Myles McNutt of The A.V. Club awarded the episode a "B". He compared it to the earlier seventh season episode "Sex Ed", writing that both featured "a Michael story wherein a large collection of unfortunate behaviors is capped off with a moment of sincerity"; however, McNutt criticized this narrative structure, calling it "a bit cheap". He felt that the Dwight, Jim, Pam, and Cece subplot "was successful in that it stayed true to the office dynamic", and that the actual viewing of the Glee episode was a "highlight" because it showcased the characters "fall[ing] into some really fun (and familiar) tropes." Bonnie Stiernberg of Paste magazine awarded the episode an 8.4 out of 10, and called it "a solid episode". She argued that "it left me wanting to tune in next week and see what’ll happen next", largely because of the "surprising amount of character development".

Dan Forcella of TV Fanatic awarded the episode four out of five stars.

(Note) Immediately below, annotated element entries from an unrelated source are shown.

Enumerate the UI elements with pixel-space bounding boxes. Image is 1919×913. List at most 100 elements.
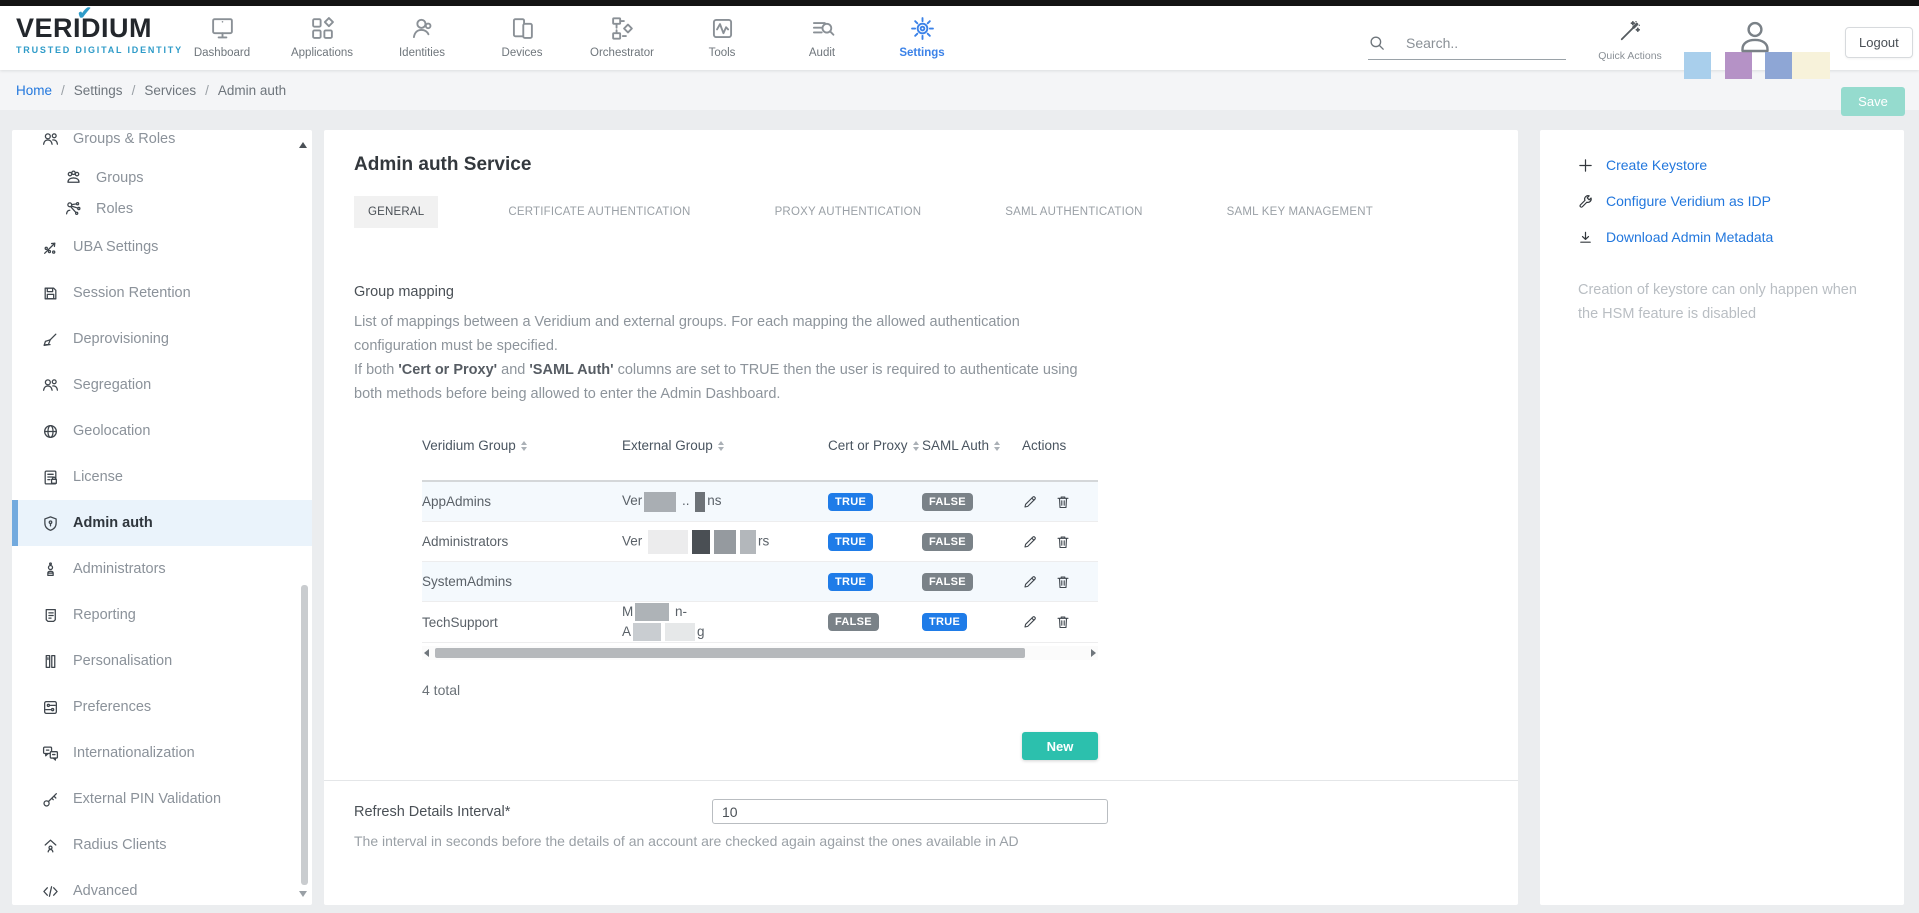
sidebar-item-personalisation[interactable]: Personalisation: [12, 638, 312, 684]
edit-row-button[interactable]: [1022, 614, 1038, 630]
breadcrumb-item-home[interactable]: Home: [16, 83, 52, 98]
redacted-block: [692, 530, 710, 554]
theme-swatch-1[interactable]: [1684, 52, 1711, 79]
table-total-count: 4 total: [422, 682, 1098, 698]
nav-item-tools[interactable]: Tools: [672, 16, 772, 59]
redacted-block: [633, 623, 661, 641]
license-icon: [42, 469, 59, 486]
cert-or-proxy-badge: TRUE: [828, 533, 873, 551]
link-configure-veridium-as-idp[interactable]: Configure Veridium as IDP: [1578, 193, 1904, 209]
sidebar-item-groups[interactable]: Groups: [12, 162, 312, 193]
delete-row-button[interactable]: [1055, 534, 1071, 550]
sidebar-item-preferences[interactable]: Preferences: [12, 684, 312, 730]
cert-or-proxy-badge: TRUE: [828, 573, 873, 591]
admin-icon: [42, 561, 59, 578]
sidebar-item-radius-clients[interactable]: Radius Clients: [12, 822, 312, 868]
sidebar-item-uba-settings[interactable]: UBA Settings: [12, 224, 312, 270]
sidebar-item-segregation[interactable]: Segregation: [12, 362, 312, 408]
tab-certificate-authentication[interactable]: CERTIFICATE AUTHENTICATION: [494, 196, 704, 228]
new-mapping-button[interactable]: New: [1022, 732, 1098, 760]
link-download-admin-metadata[interactable]: Download Admin Metadata: [1578, 229, 1904, 245]
sidebar-item-groups-roles[interactable]: Groups & Roles: [12, 130, 312, 162]
user-avatar[interactable]: [1736, 17, 1774, 55]
sidebar-item-internationalization[interactable]: Internationalization: [12, 730, 312, 776]
actions-cell: [1022, 574, 1098, 590]
theme-swatch-2[interactable]: [1725, 52, 1752, 79]
tab-saml-key-management[interactable]: SAML KEY MANAGEMENT: [1213, 196, 1387, 228]
section-divider: [324, 780, 1518, 781]
table-horizontal-scrollbar[interactable]: [422, 646, 1098, 660]
sidebar-item-roles[interactable]: Roles: [12, 193, 312, 224]
sort-caret-icon: [913, 441, 919, 451]
sidebar-item-reporting[interactable]: Reporting: [12, 592, 312, 638]
sidebar-item-license[interactable]: License: [12, 454, 312, 500]
nav-item-audit[interactable]: Audit: [772, 16, 872, 59]
delete-row-button[interactable]: [1055, 614, 1071, 630]
roles-icon: [65, 200, 82, 217]
edit-row-button[interactable]: [1022, 574, 1038, 590]
veridium-logo[interactable]: VERIDIUM✔ TRUSTED DIGITAL IDENTITY: [16, 15, 183, 55]
nav-item-orchestrator[interactable]: Orchestrator: [572, 16, 672, 59]
users-icon: [42, 131, 59, 148]
refresh-interval-label: Refresh Details Interval*: [354, 804, 712, 820]
saml-auth-badge: FALSE: [922, 573, 973, 591]
horizontal-scrollbar-thumb[interactable]: [435, 648, 1025, 658]
tab-saml-authentication[interactable]: SAML AUTHENTICATION: [991, 196, 1156, 228]
redacted-block: [665, 623, 695, 641]
nav-item-identities[interactable]: Identities: [372, 16, 472, 59]
sidebar-scroll-up[interactable]: [299, 142, 307, 148]
sidebar-scrollbar-thumb[interactable]: [301, 585, 308, 885]
delete-row-button[interactable]: [1055, 574, 1071, 590]
delete-row-button[interactable]: [1055, 494, 1071, 510]
sidebar-item-advanced[interactable]: Advanced: [12, 868, 312, 905]
scroll-left-arrow[interactable]: [424, 649, 429, 657]
logout-button[interactable]: Logout: [1845, 27, 1913, 58]
sidebar-item-label: License: [73, 469, 123, 485]
report-icon: [42, 607, 59, 624]
nav-item-settings[interactable]: Settings: [872, 16, 972, 59]
nav-item-dashboard[interactable]: Dashboard: [172, 16, 272, 59]
search-input[interactable]: [1406, 35, 1556, 51]
devices-icon: [510, 16, 535, 41]
sidebar-item-geolocation[interactable]: Geolocation: [12, 408, 312, 454]
column-header-cert-or-proxy[interactable]: Cert or Proxy: [828, 438, 922, 453]
breadcrumb-item-settings[interactable]: Settings: [74, 83, 123, 98]
sidebar-item-label: Admin auth: [73, 515, 153, 531]
edit-row-button[interactable]: [1022, 494, 1038, 510]
scroll-right-arrow[interactable]: [1091, 649, 1096, 657]
column-header-saml-auth[interactable]: SAML Auth: [922, 438, 1022, 453]
sidebar-scroll-down[interactable]: [299, 891, 307, 897]
quick-actions-button[interactable]: Quick Actions: [1596, 19, 1664, 62]
column-header-external-group[interactable]: External Group: [622, 438, 828, 453]
tab-proxy-authentication[interactable]: PROXY AUTHENTICATION: [761, 196, 936, 228]
refresh-interval-input[interactable]: [712, 799, 1108, 824]
theme-swatch-3[interactable]: [1765, 52, 1792, 79]
link-label: Configure Veridium as IDP: [1606, 193, 1771, 209]
column-header-veridium-group[interactable]: Veridium Group: [422, 438, 622, 453]
sidebar-item-label: Deprovisioning: [73, 331, 169, 347]
sidebar-item-deprovisioning[interactable]: Deprovisioning: [12, 316, 312, 362]
redacted-block: [648, 530, 688, 554]
breadcrumb-item-services[interactable]: Services: [144, 83, 196, 98]
floppy-icon: [42, 285, 59, 302]
edit-row-button[interactable]: [1022, 534, 1038, 550]
brand-text: VERIDIUM✔: [16, 15, 183, 42]
nav-item-applications[interactable]: Applications: [272, 16, 372, 59]
sidebar-item-session-retention[interactable]: Session Retention: [12, 270, 312, 316]
sidebar-item-administrators[interactable]: Administrators: [12, 546, 312, 592]
actions-cell: [1022, 534, 1098, 550]
link-create-keystore[interactable]: Create Keystore: [1578, 157, 1904, 173]
cert-or-proxy-cell: FALSE: [828, 613, 922, 631]
sidebar-item-external-pin-validation[interactable]: External PIN Validation: [12, 776, 312, 822]
save-button[interactable]: Save: [1841, 87, 1905, 116]
nav-item-devices[interactable]: Devices: [472, 16, 572, 59]
table-row-systemadmins: SystemAdminsTRUEFALSE: [422, 562, 1098, 602]
theme-swatch-4[interactable]: [1787, 52, 1830, 79]
sort-caret-icon: [718, 441, 724, 451]
link-label: Create Keystore: [1606, 157, 1707, 173]
sidebar-item-label: Preferences: [73, 699, 151, 715]
monitor-icon: [210, 16, 235, 41]
tab-general[interactable]: GENERAL: [354, 196, 438, 228]
sidebar-item-admin-auth[interactable]: Admin auth: [12, 500, 312, 546]
nav-label: Tools: [709, 47, 736, 59]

He was complimentary towards the main plot, and he felt empathy towards Michael because he felt that "Gabe is the absolute worst". In addition, Forcella wrote that Pam and Jim's subplot "had its moments, as well", and called the scene featuring Jim feeding Dwight pizza "fantastic". Alan Sepinwall gave the episode a critical review, calling it "dreadful". Although he said it was better than "Christening", he felt that "so, so much of the episode didn't work". Sepinwall felt that the major problem with the episode was that it was "lifeless" and "light on jokes", and only featured "Michael being petulant and crabby for a whole episode", rather than featuring him in a character study. He concluded that "Ellie Kemper and Steve Carell almost were able to save the episode in the closing moments with Erin's reaction to Michael declaring that he's not her father, [but] it came far too late in an episode that was more concerned with Andy vomit humor."